Project priorities are hard to tackle if you don’t know to organize them properly. With so many projects looming down on their deadlines, you end up confused on what to do first and what to prioritize next. The team’s task also needs a set of project priorities so they are aware the importance and urgency of each. But being aware of the project priorities is easy, but which one should go first?
There are countless steps and strategies to face countless task project priorities head on. Implementing them in your task gives you a clear view of them that are a high and low priority. Below are the five ways to master project priorities.
- Create a panel
This panel should include people who each have skills and expertise in certain areas of project management. This consists of a team of technicians, finance, project management office, and people who belong in a legal unit. Having these people around will aid you on each priority category and they can focus solely on the task that is aligned to their specific capabilities.
- Settle on an Agreement
Every person involved in the following tasks must share the same clear visual of the following project priorities. If these priorities get mixed up, you won’t be able to set the priorities straight. Create a set of specific tasks to determine the first, second, third priorities, and so on. Distribute this overview to every member or team involved in the task so everyone gets the information.
- Set Rules for Project Priorities
Setting protocols for priorities will give you a clear pathway to determines the factors that make up the tasks with different levels of project priorities. You need to create a list of levels or a branch of hierarchies of these tasks based on the level of importance and urgencies.
- Make other work a priority
Team members end up dismissing the work they have previously assigned for once a new task comes along. All projects are considered priorities, but not all of them share the same level of priorities than the others. That is why a set of protocols for this is created to know which comes first. Gather all your tasks that you have and identify each of their priorities. However, there are some tasks that need to put on hold and they happen to be either older or newer ones.
- New task doesn’t always mean high priority
It doesn’t really matter whether the task is old and new—it’s all about the frequency of its priority levels.
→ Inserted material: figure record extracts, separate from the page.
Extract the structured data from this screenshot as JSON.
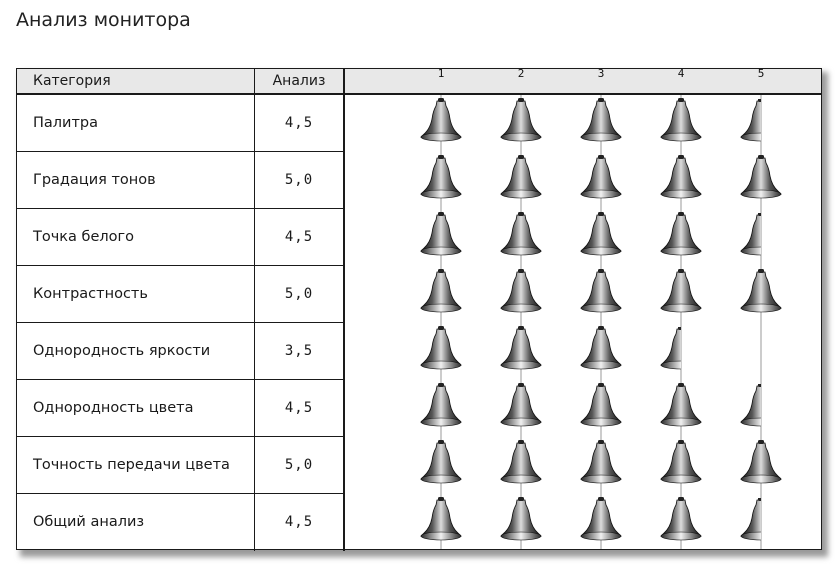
{
  "page": {
    "title": "Анализ монитора"
  },
  "chart_data": {
    "type": "bar",
    "columns": {
      "category": "Категория",
      "value": "Анализ"
    },
    "x_ticks": [
      "1",
      "2",
      "3",
      "4",
      "5"
    ],
    "xlim": [
      0,
      5
    ],
    "categories": [
      "Палитра",
      "Градация тонов",
      "Точка белого",
      "Контрастность",
      "Однородность яркости",
      "Однородность цвета",
      "Точность передачи цвета",
      "Общий анализ"
    ],
    "labels": [
      "4,5",
      "5,0",
      "4,5",
      "5,0",
      "3,5",
      "4,5",
      "5,0",
      "4,5"
    ],
    "values": [
      4.5,
      5.0,
      4.5,
      5.0,
      3.5,
      4.5,
      5.0,
      4.5
    ],
    "marker": "bell-icon",
    "colors": {
      "bell_dark": "#1e1e1e",
      "bell_light": "#d8d8d8",
      "header_bg": "#e8e8e8",
      "grid": "#9a9a9a"
    }
  }
}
Just what stated before, there are some tasks that need to be interrupted to make way for those who are most urgent and most important. For instance, Project C must be finished within two weeks, so Project A must be move below the priority line. Depending on its priority level, Project A will still make its way up or down within that chain.
Breaking down these steps takes more than just priority identification. There are some misconceptions running about so take into account to double check everything. Usually, tasks that we thought that are deemed important happen to be less crucial than the other one. Managing it is a constant flow just like how a project is processing overtime. With the right people and the right rule structure, you can easily acquire the knowledge of high and low priority before you know it.